Iran, l'appello di Meloni alle opposizioni: "Compattiamoci per gli interessi nazionali, l'Italia parli con una sola voce"

La presidente del Consiglio Giorgia Meloni ha lanciato un appello alle opposizioni durante il suo discorso al Senato in merito agli sviluppi della crisi in Medioriente, in vista del Consiglio europeo del 19 e 20 marzo. “Qui c’è il governo italiano, chiamato suo malgrado ad affrontare uno dei tornanti più complessi della storia recente. E preferiremmo non doverlo fare da soli“, ha dichiarato la premier. “Intendo dire che è sempre auspicabile nelle fasi più difficili della storia che una nazione democratica come la nostra sappia compattarsi intorno alla difesa dei propri interessi nazionali. Ma non lo dico guardate per proporre una sorta di unanimismo peloso per tentare di neutralizzare la voce delle opposizioni. Lo dico perché è uno scenario come questo impone alle classi dirigenti, a tutte le classi dirigenti, responsabilità, lucidità e capacità di adattare le proprie decisioni alla rapidità degli eventi.

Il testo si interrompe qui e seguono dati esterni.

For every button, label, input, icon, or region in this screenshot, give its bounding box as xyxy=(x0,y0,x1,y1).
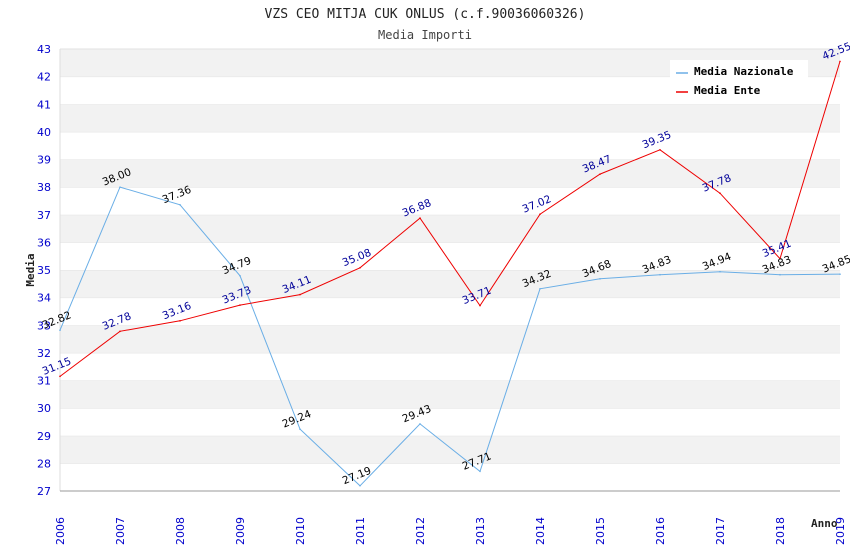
data-point xyxy=(359,266,361,269)
grid-band xyxy=(60,104,840,132)
grid-band xyxy=(60,242,840,270)
grid-band xyxy=(60,408,840,436)
data-point xyxy=(59,329,61,332)
grid-band xyxy=(60,187,840,215)
x-tick-label: 2016 xyxy=(654,517,667,545)
grid-band xyxy=(60,159,840,188)
grid-band xyxy=(60,380,840,409)
data-point xyxy=(419,423,421,425)
y-tick-label: 40 xyxy=(37,126,51,139)
legend-label-ente: Media Ente xyxy=(694,84,761,97)
y-axis-label: Media xyxy=(24,253,37,286)
grid-band xyxy=(60,325,840,353)
data-point xyxy=(419,217,421,219)
x-tick-label: 2011 xyxy=(354,517,367,545)
data-point xyxy=(59,375,61,378)
data-point xyxy=(779,257,781,260)
grid-band xyxy=(60,131,840,160)
y-tick-label: 34 xyxy=(37,292,51,305)
data-point xyxy=(539,287,541,290)
grid-band xyxy=(60,463,840,491)
y-tick-label: 38 xyxy=(37,181,51,194)
data-point xyxy=(839,273,841,275)
data-point xyxy=(299,293,301,296)
x-tick-label: 2018 xyxy=(774,517,787,545)
data-point xyxy=(839,60,841,63)
y-tick-label: 41 xyxy=(37,98,51,111)
y-tick-label: 39 xyxy=(37,154,51,167)
data-point xyxy=(659,273,661,276)
data-point xyxy=(299,428,301,430)
y-tick-label: 35 xyxy=(37,264,51,277)
y-tick-label: 27 xyxy=(37,485,51,498)
data-point xyxy=(539,213,541,215)
y-tick-label: 30 xyxy=(37,402,51,415)
y-tick-label: 32 xyxy=(37,347,51,360)
x-tick-label: 2006 xyxy=(54,517,67,545)
series-group xyxy=(59,60,841,487)
data-point xyxy=(239,275,241,277)
data-point xyxy=(239,304,241,306)
grid-band xyxy=(60,352,840,381)
data-point xyxy=(119,186,121,188)
grid-bands xyxy=(59,48,840,491)
data-point xyxy=(359,484,361,487)
data-point xyxy=(479,470,481,473)
data-point xyxy=(599,173,601,175)
data-point xyxy=(119,330,121,333)
data-point xyxy=(719,192,721,195)
series-line-media-nazionale xyxy=(59,186,841,487)
y-axis-ticks: 27 28 29 30 31 32 33 34 35 36 37 38 39 40 41 42 43 xyxy=(37,43,51,498)
data-point xyxy=(599,278,601,280)
chart-title: VZS CEO MITJA CUK ONLUS (c.f.90036060326… xyxy=(265,7,586,22)
x-tick-label: 2017 xyxy=(714,517,727,545)
x-tick-label: 2007 xyxy=(114,517,127,545)
y-tick-label: 37 xyxy=(37,209,51,222)
data-point xyxy=(179,320,181,322)
x-tick-label: 2015 xyxy=(594,517,607,545)
y-tick-label: 43 xyxy=(37,43,51,56)
y-tick-label: 33 xyxy=(37,319,51,332)
y-tick-label: 29 xyxy=(37,430,51,443)
x-tick-label: 2010 xyxy=(294,517,307,545)
series-line-media-ente xyxy=(59,61,841,377)
x-tick-label: 2019 xyxy=(834,517,847,545)
data-point xyxy=(779,273,781,276)
data-point xyxy=(179,204,181,206)
y-tick-label: 36 xyxy=(37,236,51,249)
grid-band xyxy=(60,270,840,298)
x-axis-ticks: 2006 2007 2008 2009 2010 2011 2012 2013 2014 2015… xyxy=(54,517,847,545)
y-tick-label: 42 xyxy=(37,71,51,84)
grid-band xyxy=(60,435,840,464)
data-point xyxy=(479,304,481,307)
x-tick-label: 2009 xyxy=(234,517,247,545)
x-tick-label: 2014 xyxy=(534,517,547,545)
legend-box xyxy=(670,60,808,104)
legend: Media Nazionale Media Ente xyxy=(670,60,808,104)
data-point xyxy=(659,149,661,151)
x-axis-label: Anno xyxy=(811,517,838,530)
grid-band xyxy=(60,297,840,326)
legend-label-nazionale: Media Nazionale xyxy=(694,65,794,78)
x-tick-label: 2012 xyxy=(414,517,427,545)
y-tick-label: 31 xyxy=(37,375,51,388)
grid-band xyxy=(60,214,840,243)
x-tick-label: 2013 xyxy=(474,517,487,545)
chart-subtitle: Media Importi xyxy=(378,28,472,42)
x-tick-label: 2008 xyxy=(174,517,187,545)
y-tick-label: 28 xyxy=(37,457,51,470)
data-point xyxy=(719,270,721,273)
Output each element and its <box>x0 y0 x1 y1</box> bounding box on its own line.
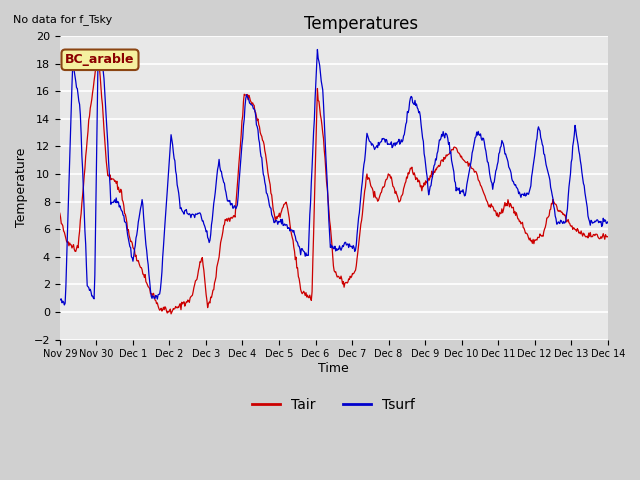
Tair <box>94 49 102 55</box>
X-axis label: Time: Time <box>319 362 349 375</box>
Tair <box>123 220 131 226</box>
Line: Tsurf: Tsurf <box>60 49 608 305</box>
Tair <box>209 291 216 297</box>
Tsurf <box>123 226 131 232</box>
Tsurf <box>402 121 410 127</box>
Tsurf <box>604 219 612 225</box>
Tair <box>402 179 410 185</box>
Tsurf <box>56 298 63 303</box>
Text: BC_arable: BC_arable <box>65 53 135 66</box>
Tair <box>56 210 63 216</box>
Tsurf <box>67 134 74 140</box>
Tsurf <box>179 209 186 215</box>
Title: Temperatures: Temperatures <box>304 15 419 33</box>
Tsurf <box>418 128 426 134</box>
Legend: Tair, Tsurf: Tair, Tsurf <box>247 393 421 418</box>
Tair <box>66 240 74 246</box>
Tair <box>604 234 612 240</box>
Text: No data for f_Tsky: No data for f_Tsky <box>13 14 112 25</box>
Tsurf <box>207 222 215 228</box>
Tair <box>167 311 175 317</box>
Tair <box>179 300 187 305</box>
Y-axis label: Temperature: Temperature <box>15 148 28 228</box>
Line: Tair: Tair <box>60 52 608 314</box>
Tsurf <box>314 47 321 52</box>
Tsurf <box>61 302 68 308</box>
Tair <box>418 188 426 194</box>
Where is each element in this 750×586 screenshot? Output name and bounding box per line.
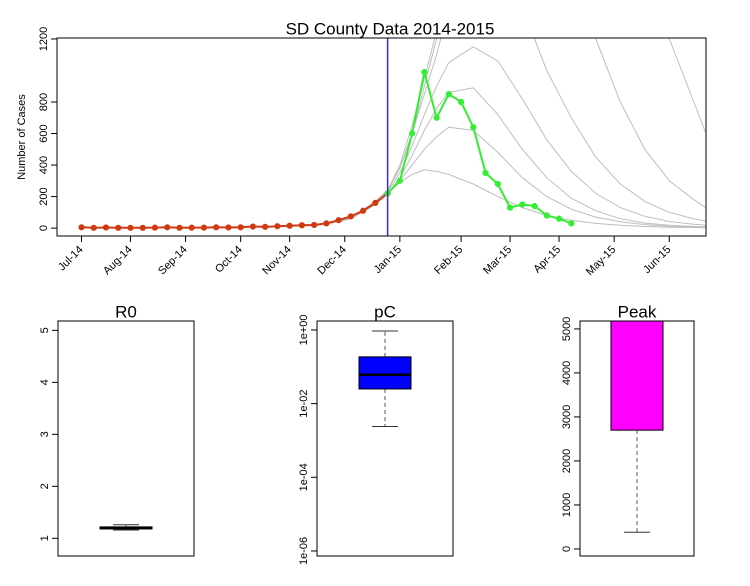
point [102, 224, 110, 231]
y-tick-label: 1200 [38, 27, 50, 51]
y-tick-label: 0 [561, 546, 573, 552]
x-tick-label: Mar-15 [481, 244, 514, 277]
series-line [301, 87, 706, 228]
series-line [81, 192, 389, 229]
y-tick-label: 0 [38, 225, 50, 231]
y-tick-label: 1e-06 [298, 537, 310, 565]
point [274, 223, 281, 230]
series-line [386, 71, 572, 225]
point [568, 220, 575, 227]
point [262, 223, 269, 230]
point [286, 222, 293, 229]
x-tick-label: Oct-14 [213, 244, 245, 276]
y-tick-label: 4 [39, 379, 51, 385]
x-tick-label: Dec-14 [315, 244, 349, 278]
box [358, 356, 412, 390]
point [445, 91, 452, 98]
panel-title: pC [374, 302, 396, 321]
y-tick-label: 2000 [561, 449, 573, 473]
x-tick-label: Jan-15 [372, 244, 404, 276]
point [298, 222, 306, 229]
y-tick-label: 3 [39, 431, 51, 437]
point [519, 201, 526, 208]
plot-area [78, 38, 706, 231]
y-tick-label: 2 [39, 483, 51, 489]
point [225, 224, 232, 231]
point [335, 217, 342, 224]
plot-area [99, 524, 153, 531]
point [323, 220, 330, 227]
box [610, 321, 664, 431]
point [347, 213, 354, 220]
point [555, 215, 563, 222]
point [409, 130, 416, 137]
y-tick-label: 5000 [561, 317, 573, 341]
x-tick-label: May-15 [584, 244, 618, 278]
panel-title: R0 [115, 302, 137, 321]
x-tick-label: Feb-15 [432, 244, 465, 277]
point [164, 224, 171, 231]
point [311, 221, 318, 229]
point [421, 68, 428, 76]
x-tick-label: Aug-14 [101, 244, 135, 278]
y-tick-label: 1 [39, 535, 51, 541]
point [213, 224, 220, 231]
y-tick-label: 400 [38, 156, 50, 174]
plot-frame [316, 320, 454, 557]
series-line [301, 38, 706, 227]
point [139, 224, 146, 231]
plot-frame [56, 37, 707, 237]
plot-frame [57, 320, 195, 557]
y-tick-label: 1e+00 [298, 314, 310, 345]
chart-title: SD County Data 2014-2015 [286, 19, 495, 38]
point [151, 224, 159, 231]
x-tick-label: Sep-14 [156, 244, 190, 278]
point [470, 124, 477, 131]
point [396, 177, 403, 184]
point [78, 224, 85, 231]
point [482, 169, 489, 177]
plot-area [358, 330, 412, 427]
point [237, 224, 244, 231]
y-tick-label: 5 [39, 327, 51, 333]
point [90, 224, 97, 231]
x-tick-label: Jul-14 [56, 244, 86, 274]
y-tick-label: 200 [38, 187, 50, 205]
point [360, 207, 367, 214]
y-tick-label: 800 [38, 93, 50, 111]
y-tick-label: 1e-02 [298, 390, 310, 418]
point [249, 223, 257, 230]
plot-area [610, 321, 664, 533]
y-tick-label: 3000 [561, 405, 573, 429]
series-line [301, 169, 706, 229]
y-tick-label: 1e-04 [298, 463, 310, 491]
x-tick-label: Jun-15 [641, 244, 673, 276]
point [506, 204, 514, 211]
x-tick-label: Apr-15 [531, 244, 563, 276]
point [494, 180, 501, 188]
point [531, 202, 538, 210]
point [543, 212, 550, 219]
panel-title: Peak [618, 302, 657, 321]
point [176, 224, 183, 231]
plot-frame [579, 320, 695, 557]
y-tick-label: 4000 [561, 361, 573, 385]
y-tick-label: 600 [38, 124, 50, 142]
point [457, 98, 465, 106]
point [433, 114, 440, 121]
point [188, 224, 195, 231]
point [372, 199, 379, 206]
point [127, 224, 134, 231]
y-tick-label: 1000 [561, 493, 573, 517]
y-axis-label: Number of Cases [16, 94, 28, 180]
point [115, 224, 122, 231]
point [200, 224, 208, 231]
x-tick-label: Nov-14 [260, 244, 294, 278]
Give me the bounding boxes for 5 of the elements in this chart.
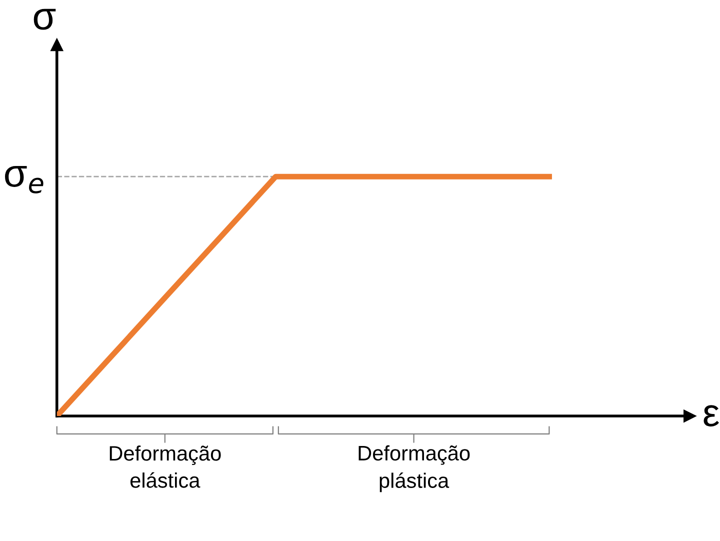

“E perché in altri tempi, in un altro ruolo – ha sottolineato Meloni – è quello che ho fatto io e che ha fatto il partito che guido, quando da leader dell’unica forza politica di opposizione al governo Draghi non esitai a schierarmi con un governo che politicamente contrastavo senza sconti, nelle ore drammatiche dell’aggressione russa all’Ucraina. Significa che si può fare senza rinunciare a nulla della propria identità politica e della propria alterità. Mi auguro che lo spirito di questo appello possa essere raccolto e che l’Italia possa parlare nelle prossime settimane con una sola voce, ma voglio allo stesso tempo rassicurare gli italiani sul fatto che anche se questo non dovesse verificarsi, il governo continuerà ad affrontare la crisi e a rappresentare l’Italia con autorevolezza, serietà e abnegazione, come sempre abbiamo fatto fin dall’inizio del nostro mandato“.